Ah, thanks for the childhood memories.


----------



## KenB (Jul 28, 2004)

Route 66 Domestiques said:


> Back when I was a kid, Abe Lincoln (I mean my uncle) was the outdoor sports editor/writer of the old Phila. Bulletin; I spent summers travelling with him all over
> PA, MD and NJ including several efforts to fish "The Schuylkill." Do they call it
> "The Schuykill;" or do they call it "The Schuylkill River?" Schuylkill River is redundant.
> Is Lee of Conshohocken still in business? And is it called West Chester Pike or is it
> ...


It's always been "The Schuylkill" to me and everyone I know. Lee Tires closed down decades ago (sorry) but the old factory is still there, now called Lee Park, and has been converted to commercial office space. Also, "202" is how it's referred to. Always hated that road. 

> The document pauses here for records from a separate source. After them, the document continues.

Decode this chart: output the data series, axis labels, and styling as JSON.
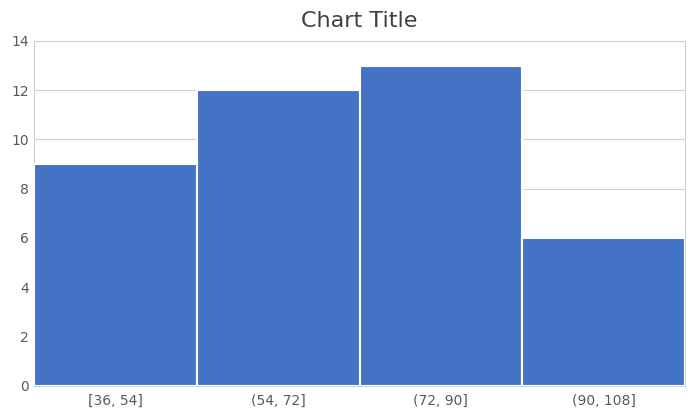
{
  "title": "Chart Title",
  "title_fontsize": 16,
  "title_color": "#404040",
  "categories": [
    "[36, 54]",
    "(54, 72]",
    "(72, 90]",
    "(90, 108]"
  ],
  "values": [
    9,
    12,
    13,
    6
  ],
  "bar_color": "#4472C4",
  "bar_edge_color": "#FFFFFF",
  "bar_edge_width": 1.5,
  "ylim": [
    0,
    14
  ],
  "yticks": [
    0,
    2,
    4,
    6,
    8,
    10,
    12,
    14
  ],
  "grid_color": "#D0D0D0",
  "grid_linewidth": 0.8,
  "background_color": "#FFFFFF",
  "plot_area_color": "#FFFFFF",
  "tick_label_fontsize": 10,
  "tick_label_color": "#595959",
  "spine_color": "#D0D0D0"
}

The area has changed a lot in the four years I've been out of there... I can't imagine how different it'd be to you.


----------



## Route 66 Domestiques (Jun 15, 2006)

*The day they tore the goalposts down*



KenB said:


> It's always been "The Schuylkill" to me and everyone I know. Lee Tires closed down decades ago (sorry) but the old factory is still there, now called Lee Park, and has been converted to commercial office space. Also, "202" is how it's referred to. Always hated that road.
> 
> The area has changed a lot in the four years I've been out of there... I can't imagine how different it'd be to you.

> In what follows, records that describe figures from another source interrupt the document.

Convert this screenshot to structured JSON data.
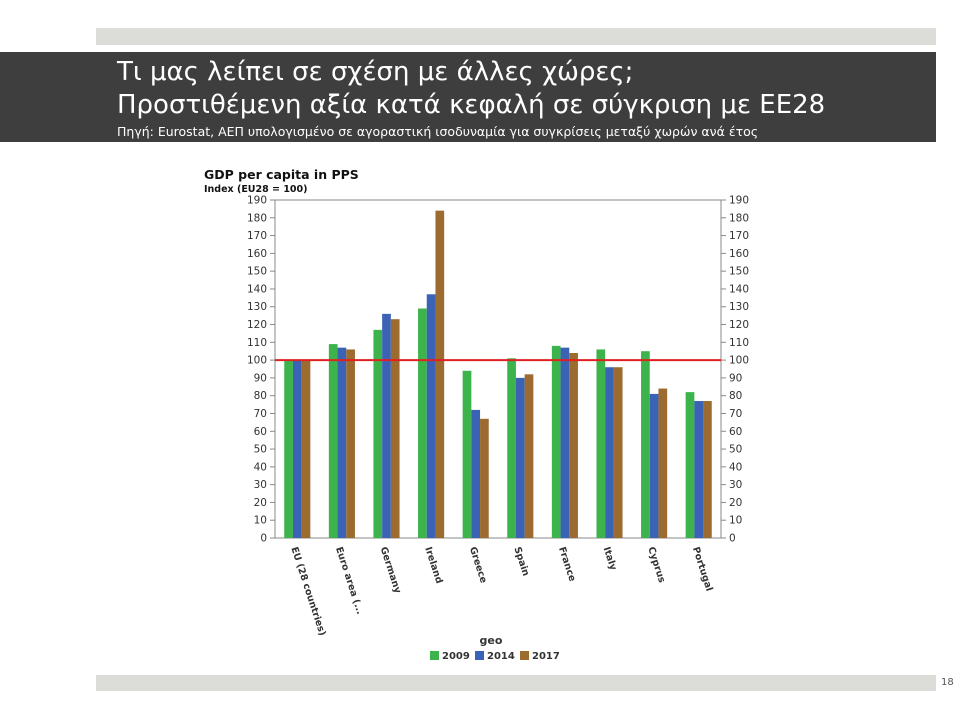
{
  "slide": {
    "title_line1": "Τι μας λείπει σε σχέση με άλλες χώρες;",
    "title_line2": "Προστιθέμενη αξία κατά κεφαλή σε σύγκριση με ΕΕ28",
    "source_line": "Πηγή: Eurostat, ΑΕΠ υπολογισμένο σε αγοραστική ισοδυναμία για συγκρίσεις μεταξύ χωρών ανά έτος",
    "page_number": "18"
  },
  "chart_data": {
    "type": "bar",
    "title": "GDP per capita in PPS",
    "subtitle": "Index (EU28 = 100)",
    "xlabel": "geo",
    "ylabel": "",
    "ylim": [
      0,
      190
    ],
    "yticks": [
      0,
      10,
      20,
      30,
      40,
      50,
      60,
      70,
      80,
      90,
      100,
      110,
      120,
      130,
      140,
      150,
      160,
      170,
      180,
      190
    ],
    "categories": [
      "EU (28 countries)",
      "Euro area (...",
      "Germany",
      "Ireland",
      "Greece",
      "Spain",
      "France",
      "Italy",
      "Cyprus",
      "Portugal"
    ],
    "series": [
      {
        "name": "2009",
        "color": "#3cb44b",
        "values": [
          100,
          109,
          117,
          129,
          94,
          101,
          108,
          106,
          105,
          82
        ]
      },
      {
        "name": "2014",
        "color": "#3a62b5",
        "values": [
          100,
          107,
          126,
          137,
          72,
          90,
          107,
          96,
          81,
          77
        ]
      },
      {
        "name": "2017",
        "color": "#9c6b30",
        "values": [
          100,
          106,
          123,
          184,
          67,
          92,
          104,
          96,
          84,
          77
        ]
      }
    ],
    "reference_line": {
      "value": 100,
      "color": "#e02020"
    },
    "grid": false,
    "legend": "bottom"
  }
}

I remember going to a couple of baseball games at Shibe Park; one game was between the New York Giants and the Phils; I got to sit behind centerfield because I wanted to watch Willie Mays; he didn't play (and I turned down using my uncle's press box pass).
Another night the game was rained out and since I had taken the train into Phila. I walked down the street in the rain to a movie theatre and saw Gregory Peck in Moby Dick. I also remember attending the National Archery Tournament in Wildwood, NJ; fishing the Schuylkill a number of times--very muddy water; and going to Conowingo Dam when they opened the gates. There were numerous trips to a marina (name escapes me) where my aunt and uncle had a powerboat (that never was in the water in any of the trips I attended); but, the motor was a Volvo although I can't remember the make of the boat.
The summers my aunt and uncle rented a cottage on Cape Cod in Hyannis; and, 50 years ago, we were driving through New York City to the Cape the morning following the collision between the Stockholm and the Andrea Doria. I listened to all that news over
WINS on the car radio. And, each summer, my uncle would order a "clam bake" which was in a 50 gallon tin and was delivered by Railway Express. And, since my uncle had once written something favorable about Schaeffer Beer in his column, Trigger and Reel,
there was a case of Schaeffers delivered to the house each month; and, so as to be not outdone, there was a case of Ballentine Beer that started showing up. I was too young to appreciate it. But, the memories are...what they say...priceless.


----------